Ce transfert permettrait notamment, selon ce qu’il est possible de lire dans la lettre, de diminuer les coûts de chauffage et d’électricité, de diminuer les coûts de matériel, de faciliter le transport scolaire en diminuant le temps passé dans les autobus, d’augmenter le temps d’activité physique et de permettre aux enseignants et aux spécialistes d’échanger des services et leurs compétences, en regroupant tous les services à l’école Saint-Gabriel de Saint-Stanislas.

La directrice générale de la Commission scolaire du Chemin-du-Roy, Hélène Corneau, avait toutefois mentionné au Nouvelliste mardi qu’il n’était absolument pas question d’étudier ou d’examiner la possibilité d’une fermeture.

Saint-Prosper

Entre l’étable et la musique, il y a la politique

Yan Boissonnault est un "gypsy whitener", un blanchisseur d’étable, un musicien folk agricole, père de trois jeunes enfants et défenseur de l’environnement. C’est aussi un candidat à la mairie de Saint-Prosper-de-Champlain et le nouvel adversaire, donc, du maire sortant Michel Grosleau aux prochaines élections municipales.

«Normalement, je me serais présenté comme conseiller», raconte Yan Boissonnault en prenant une pause pendant qu’il est en train de blanchir une étable à Saint-Célestin. Le jeune homme a plutôt décidé de viser la mairie lorsque le maire sortant a voulu briguer, récemment, la mairie de Saint-Tite pour revenir ensuite sur sa décision et demander un nouveau mandat à Saint-Prosper.

«Pour être bien honnête, j’aurais pu aller comme conseiller. C’était ça qui était le plan, au départ, mais quand j’ai vu le maire aller à Saint-Tite et revenir... Je ne m’attendais pas à ça», raconte-t-il.

C’est qu’il avait eu des discussions avec le maire et voulait travailler en équipe avec lui. «J’ai été surpris», dit-il.

Finalement, ajoute le candidat, «je me sens plus interpellé par le poste de maire que conseiller. Peut-être que je me tire dans le pied ou peut-être que non. On le saura rendu là.»

Le candidat de 32 ans veut changer des choses à Saint-Prosper.

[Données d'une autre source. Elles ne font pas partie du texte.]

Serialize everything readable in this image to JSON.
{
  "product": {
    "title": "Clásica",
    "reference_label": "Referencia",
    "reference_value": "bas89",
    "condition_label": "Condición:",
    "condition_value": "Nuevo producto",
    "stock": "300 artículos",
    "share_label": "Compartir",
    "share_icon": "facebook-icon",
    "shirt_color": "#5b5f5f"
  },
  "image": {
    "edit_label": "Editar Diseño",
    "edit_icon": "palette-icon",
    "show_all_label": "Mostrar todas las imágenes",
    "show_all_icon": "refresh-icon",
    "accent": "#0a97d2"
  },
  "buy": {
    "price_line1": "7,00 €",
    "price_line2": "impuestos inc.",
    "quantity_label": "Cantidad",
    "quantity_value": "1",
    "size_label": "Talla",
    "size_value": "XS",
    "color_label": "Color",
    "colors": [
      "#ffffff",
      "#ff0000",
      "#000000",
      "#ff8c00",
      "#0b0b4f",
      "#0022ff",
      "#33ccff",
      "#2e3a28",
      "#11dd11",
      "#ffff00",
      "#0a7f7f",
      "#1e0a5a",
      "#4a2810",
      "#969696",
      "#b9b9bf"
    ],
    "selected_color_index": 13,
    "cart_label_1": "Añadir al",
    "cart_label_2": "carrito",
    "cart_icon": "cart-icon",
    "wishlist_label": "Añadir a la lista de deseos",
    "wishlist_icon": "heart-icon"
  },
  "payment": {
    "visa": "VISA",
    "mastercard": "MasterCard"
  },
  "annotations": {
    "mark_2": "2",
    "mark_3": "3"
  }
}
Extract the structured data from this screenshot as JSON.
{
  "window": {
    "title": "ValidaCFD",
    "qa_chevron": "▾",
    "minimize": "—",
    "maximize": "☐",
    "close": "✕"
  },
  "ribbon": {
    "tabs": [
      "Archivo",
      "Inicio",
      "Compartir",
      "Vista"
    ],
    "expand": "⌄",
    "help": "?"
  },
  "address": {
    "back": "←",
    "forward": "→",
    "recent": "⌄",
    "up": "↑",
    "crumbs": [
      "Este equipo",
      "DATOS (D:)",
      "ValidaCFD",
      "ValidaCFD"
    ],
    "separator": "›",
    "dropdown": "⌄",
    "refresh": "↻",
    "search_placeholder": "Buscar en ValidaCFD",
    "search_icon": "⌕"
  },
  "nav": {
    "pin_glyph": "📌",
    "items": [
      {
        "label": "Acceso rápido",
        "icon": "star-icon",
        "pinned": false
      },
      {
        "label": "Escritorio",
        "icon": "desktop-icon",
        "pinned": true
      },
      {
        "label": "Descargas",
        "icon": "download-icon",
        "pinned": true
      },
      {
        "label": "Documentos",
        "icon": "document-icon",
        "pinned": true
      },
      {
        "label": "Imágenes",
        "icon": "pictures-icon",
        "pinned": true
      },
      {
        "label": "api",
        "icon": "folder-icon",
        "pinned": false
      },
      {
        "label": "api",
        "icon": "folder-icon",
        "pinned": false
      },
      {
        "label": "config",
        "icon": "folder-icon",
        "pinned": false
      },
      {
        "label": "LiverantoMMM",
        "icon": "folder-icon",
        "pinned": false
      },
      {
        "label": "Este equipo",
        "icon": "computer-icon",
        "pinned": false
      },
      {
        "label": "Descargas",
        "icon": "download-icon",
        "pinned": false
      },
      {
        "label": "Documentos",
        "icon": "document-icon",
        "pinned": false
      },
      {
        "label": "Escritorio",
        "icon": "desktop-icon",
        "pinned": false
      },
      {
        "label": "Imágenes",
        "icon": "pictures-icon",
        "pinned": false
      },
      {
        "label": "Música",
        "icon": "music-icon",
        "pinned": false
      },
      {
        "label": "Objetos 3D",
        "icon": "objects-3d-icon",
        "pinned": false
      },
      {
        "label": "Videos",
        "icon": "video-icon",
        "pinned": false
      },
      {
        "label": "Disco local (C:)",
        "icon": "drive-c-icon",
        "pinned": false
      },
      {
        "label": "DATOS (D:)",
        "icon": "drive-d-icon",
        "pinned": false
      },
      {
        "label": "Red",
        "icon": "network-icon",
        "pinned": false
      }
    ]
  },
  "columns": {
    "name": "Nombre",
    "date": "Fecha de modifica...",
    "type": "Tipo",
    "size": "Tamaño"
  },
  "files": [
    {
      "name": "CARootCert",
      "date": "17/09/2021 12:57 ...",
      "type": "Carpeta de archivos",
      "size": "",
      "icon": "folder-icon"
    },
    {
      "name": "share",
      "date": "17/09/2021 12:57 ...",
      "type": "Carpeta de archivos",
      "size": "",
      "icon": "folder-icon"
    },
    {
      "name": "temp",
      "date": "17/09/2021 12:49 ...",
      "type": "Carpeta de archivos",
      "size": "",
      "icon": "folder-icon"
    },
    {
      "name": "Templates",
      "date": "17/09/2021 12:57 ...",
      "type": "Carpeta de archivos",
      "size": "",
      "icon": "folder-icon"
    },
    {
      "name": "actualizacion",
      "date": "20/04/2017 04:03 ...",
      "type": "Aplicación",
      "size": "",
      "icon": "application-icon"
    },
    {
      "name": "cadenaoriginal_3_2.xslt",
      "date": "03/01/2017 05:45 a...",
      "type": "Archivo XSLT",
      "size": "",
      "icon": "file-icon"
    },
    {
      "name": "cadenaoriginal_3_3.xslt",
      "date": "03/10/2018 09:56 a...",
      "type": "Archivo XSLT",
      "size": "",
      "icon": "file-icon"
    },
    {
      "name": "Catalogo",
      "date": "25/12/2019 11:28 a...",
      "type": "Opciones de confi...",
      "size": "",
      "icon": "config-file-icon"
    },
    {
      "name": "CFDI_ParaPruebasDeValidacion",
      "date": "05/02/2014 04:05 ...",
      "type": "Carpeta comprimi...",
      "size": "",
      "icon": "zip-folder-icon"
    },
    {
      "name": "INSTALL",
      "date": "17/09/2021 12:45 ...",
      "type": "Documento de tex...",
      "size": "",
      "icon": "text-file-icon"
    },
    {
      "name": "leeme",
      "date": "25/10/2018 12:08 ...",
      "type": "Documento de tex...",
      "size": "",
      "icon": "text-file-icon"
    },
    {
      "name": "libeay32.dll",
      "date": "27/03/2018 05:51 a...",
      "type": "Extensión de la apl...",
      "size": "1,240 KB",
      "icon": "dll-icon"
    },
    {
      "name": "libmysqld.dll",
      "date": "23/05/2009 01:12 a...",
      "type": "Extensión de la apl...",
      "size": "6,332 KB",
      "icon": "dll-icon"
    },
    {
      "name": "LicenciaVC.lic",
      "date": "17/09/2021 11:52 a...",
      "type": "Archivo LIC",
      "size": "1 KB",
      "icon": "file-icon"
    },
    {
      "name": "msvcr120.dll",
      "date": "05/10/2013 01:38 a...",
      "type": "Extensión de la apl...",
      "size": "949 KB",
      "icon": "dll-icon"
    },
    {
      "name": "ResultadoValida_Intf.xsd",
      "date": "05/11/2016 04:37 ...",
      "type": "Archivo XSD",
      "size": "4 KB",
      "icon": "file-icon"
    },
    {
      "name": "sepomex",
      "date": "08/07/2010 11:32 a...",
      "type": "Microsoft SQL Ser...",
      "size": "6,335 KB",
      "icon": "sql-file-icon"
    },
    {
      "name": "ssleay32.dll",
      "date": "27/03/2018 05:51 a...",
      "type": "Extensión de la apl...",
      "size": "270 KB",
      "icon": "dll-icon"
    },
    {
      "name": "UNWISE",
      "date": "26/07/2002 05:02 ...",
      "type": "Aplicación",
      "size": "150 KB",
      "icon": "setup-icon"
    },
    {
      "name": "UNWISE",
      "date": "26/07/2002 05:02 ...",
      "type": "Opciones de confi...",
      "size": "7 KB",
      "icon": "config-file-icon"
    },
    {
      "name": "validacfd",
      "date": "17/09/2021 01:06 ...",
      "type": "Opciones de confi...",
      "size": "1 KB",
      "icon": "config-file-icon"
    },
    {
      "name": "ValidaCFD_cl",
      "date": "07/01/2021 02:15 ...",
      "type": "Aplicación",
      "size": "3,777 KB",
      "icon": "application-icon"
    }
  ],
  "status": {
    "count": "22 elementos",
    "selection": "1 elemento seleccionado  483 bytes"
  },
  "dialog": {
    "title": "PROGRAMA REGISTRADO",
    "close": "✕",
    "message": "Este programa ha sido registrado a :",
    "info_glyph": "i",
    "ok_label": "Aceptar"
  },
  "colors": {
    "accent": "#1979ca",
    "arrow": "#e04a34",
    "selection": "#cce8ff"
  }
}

Il doit en effet se disperser dans toute la région pour travailler. Du travail à Saint-Prosper, il y en a très peu, explique-t-il. «Il n’y a pas de perspectives d’avenir et aucun projet pour les jeunes», estime le candidat. Et c’est quelque chose qu’il voudrait bien changer.

«Moi, je suis un jeune et j’ai des idées», dit-il. «Et quand je m’investis dans quelque chose, je m’investis à fond», souligne-t-il. «Si je suis pour passer 20 ou 30 heures par semaine à m’investir sur des dossiers, j’aime mieux avoir la plus grosse paie», fait-il valoir.

M. Boissonnault assure qu’il a «des idées qui font du sens et qui sont bonnes pour tout le monde». Il plaide notamment pour la création d’une école alternative, dans la municipalité.

Le candidat ne partage pas le projet du maire Grosleau qui veut faire un développement domiciliaire et une rue «sur le bras des contribuables», dit-il. «Si l’on est pour changer le zonage ou morceler des terres ou faire une nouvelle rue, il faut le faire dans une perspective de développement durable», croit-il.

«Je n’ai pas le goût qu’on fasse des maisons comme tout le monde, avec des matériaux non recyclables faits par des multinationales. J’ai le goût qu’on fasse des maisons avec des produits locaux par des gens d’ici et des maisons écologiques où les maisons, par exemple, sont solaires passives», illustre-t-il. «J’ai le goût de rentrer dans le code du bâtiment de la MRC. À Saint-Prosper, au village, on n’a même pas le droit d’avoir des poules. Je n’ai pas le droit de corder plus de sept cordes de bois dans ma cour», déplore-t-il.

«Si je veux être maire, ce n’est pas pour avoir un conseil qui me dit quoi faire. C’est pour amener des idées au conseil et travailler ensemble avec ces gens-là», dit-il.

Le blanchisseur d’étable a publié un album, en 2016, dont la musique et les paroles mettent en valeur la terre, les métiers agricoles et la région. Gagnant de la 18e édition des Mardis de la relève, il s’est produit notamment au FestiVoix et au Festival du cochon et a fait connaître, un peu partout au Québec, son style musical qui est à cheval sur le folk et le trad.

«Je n’amène pas des idées farfelues et des choses qui n’existent pas», dit-il. Yan Boissonnault assure qu’il veut plutôt, entre l’étable et la musique, donner une couleur particulière à son village.